Before this PR, looking at the join events for a single thread would show
no traces of the rjoin happening, except for an extra restart event from
the other thread.

src/coreclr/src/gc/gc.cpp

index 13a8335..abbabb6 100644 (file)
@@ -1022,50 +1022,44 @@ respin:
 
         if (Interlocked::CompareExchange(&join_struct.r_join_lock, 0, join_struct.n_threads) == 0)
         {
-            if (!join_struct.wait_done)
-            {
-                dprintf (JOIN_LOG, ("r_join() Waiting..."));
+            fire_event (gch->heap_number, time_start, type_join, join_id);
 
-                fire_event (gch->heap_number, time_start, type_join, join_id);
+            dprintf (JOIN_LOG, ("r_join() Waiting..."));
 
-                //busy wait around the color
-                if (!join_struct.wait_done)
-                {
+            //busy wait around the color
         respin:
-                    int spin_count = 256 * yp_spin_count_unit;
-                    for (int j = 0; j < spin_count; j++)
-                    {
-                        if (join_struct.wait_done)

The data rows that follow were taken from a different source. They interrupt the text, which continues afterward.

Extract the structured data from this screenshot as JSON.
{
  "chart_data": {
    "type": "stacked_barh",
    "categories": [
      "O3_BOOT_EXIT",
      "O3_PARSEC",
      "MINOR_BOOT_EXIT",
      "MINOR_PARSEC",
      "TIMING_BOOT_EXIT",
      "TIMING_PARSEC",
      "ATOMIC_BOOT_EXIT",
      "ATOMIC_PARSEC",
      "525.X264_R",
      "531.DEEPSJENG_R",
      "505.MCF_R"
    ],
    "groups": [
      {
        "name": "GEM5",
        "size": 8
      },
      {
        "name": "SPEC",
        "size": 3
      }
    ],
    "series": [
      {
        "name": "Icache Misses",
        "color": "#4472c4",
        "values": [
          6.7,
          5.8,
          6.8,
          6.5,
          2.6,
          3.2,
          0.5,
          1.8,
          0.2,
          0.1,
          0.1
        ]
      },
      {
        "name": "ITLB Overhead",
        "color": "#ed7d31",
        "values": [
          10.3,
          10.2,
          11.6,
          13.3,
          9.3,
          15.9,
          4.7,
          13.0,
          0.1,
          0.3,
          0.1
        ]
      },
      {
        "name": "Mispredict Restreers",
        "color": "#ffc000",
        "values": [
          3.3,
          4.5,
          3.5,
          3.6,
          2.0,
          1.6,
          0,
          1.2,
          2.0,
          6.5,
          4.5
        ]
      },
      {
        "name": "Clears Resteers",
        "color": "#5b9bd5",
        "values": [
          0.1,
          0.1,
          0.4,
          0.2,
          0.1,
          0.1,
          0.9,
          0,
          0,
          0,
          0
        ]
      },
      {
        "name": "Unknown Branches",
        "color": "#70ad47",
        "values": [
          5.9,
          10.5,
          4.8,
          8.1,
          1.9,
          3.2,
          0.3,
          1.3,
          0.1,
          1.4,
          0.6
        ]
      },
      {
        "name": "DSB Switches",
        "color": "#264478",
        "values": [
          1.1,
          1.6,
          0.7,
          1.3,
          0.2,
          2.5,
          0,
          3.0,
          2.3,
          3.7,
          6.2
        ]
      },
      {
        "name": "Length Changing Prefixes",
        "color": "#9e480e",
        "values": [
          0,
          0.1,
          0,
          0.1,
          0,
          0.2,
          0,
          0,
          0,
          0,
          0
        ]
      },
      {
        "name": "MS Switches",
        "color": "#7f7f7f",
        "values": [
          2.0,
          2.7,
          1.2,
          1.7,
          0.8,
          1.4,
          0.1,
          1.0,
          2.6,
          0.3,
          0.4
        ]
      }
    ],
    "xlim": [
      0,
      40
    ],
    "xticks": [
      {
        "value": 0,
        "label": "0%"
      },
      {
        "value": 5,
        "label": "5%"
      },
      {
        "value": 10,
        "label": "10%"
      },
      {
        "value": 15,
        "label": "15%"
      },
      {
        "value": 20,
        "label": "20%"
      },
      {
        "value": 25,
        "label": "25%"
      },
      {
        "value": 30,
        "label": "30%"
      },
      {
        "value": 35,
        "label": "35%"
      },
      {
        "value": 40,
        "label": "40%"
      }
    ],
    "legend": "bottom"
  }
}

-                        {
-                            break;
-                        }
-                        YieldProcessor();           // indicate to the processor that we are spinning
-                    }
-
-                    // we've spun, and if color still hasn't changed, fall into hard wait
-                    if (!join_struct.wait_done)
-                    {
-                        dprintf (JOIN_LOG, ("Join() hard wait on reset event %d", first_thread_arrived));
-                        uint32_t dwJoinWait = join_struct.joined_event[first_thread_arrived].Wait(INFINITE, FALSE);
-                        if (dwJoinWait != WAIT_OBJECT_0)
-                        {
-                            STRESS_LOG1 (LF_GC, LL_FATALERROR, "joined event wait failed with code: %Ix", dwJoinWait);
-                            FATAL_GC_ERROR ();
-                        }
-                    }
-
-                    // avoid race due to the thread about to reset the event (occasionally) being preempted before ResetEvent()
-                    if (!join_struct.wait_done)
-                    {
-                        goto respin;
-                    }
+            int spin_count = 256 * yp_spin_count_unit;
+            for (int j = 0; j < spin_count; j++)
+            {
+                if (join_struct.wait_done)
+                {
+                    break;
+                }
+                YieldProcessor();           // indicate to the processor that we are spinning
+            }
 
-                    dprintf (JOIN_LOG, ("r_join() done"));
+            // we've spun, and if color still hasn't changed, fall into hard wait
+            if (!join_struct.wait_done)
+            {
+                dprintf (JOIN_LOG, ("Join() hard wait on reset event %d", first_thread_arrived));
+                uint32_t dwJoinWait = join_struct.joined_event[first_thread_arrived].Wait(INFINITE, FALSE);
+                if (dwJoinWait != WAIT_OBJECT_0)
+                {
+                    STRESS_LOG1 (LF_GC, LL_FATALERROR, "joined event wait failed with code: %Ix", dwJoinWait);
+                    FATAL_GC_ERROR ();
                 }
+            }
 
-                fire_event (gch->heap_number, time_end, type_join, join_id);
+            // avoid race due to the thread about to reset the event (occasionally) being preempted before ResetEvent()
+            if (!join_struct.wait_done)
+            {
+                goto respin;
             }
 
+            dprintf (JOIN_LOG, ("r_join() done"));
+
+            fire_event (gch->heap_number, time_end, type_join, join_id);
+
             return FALSE;
         }
         else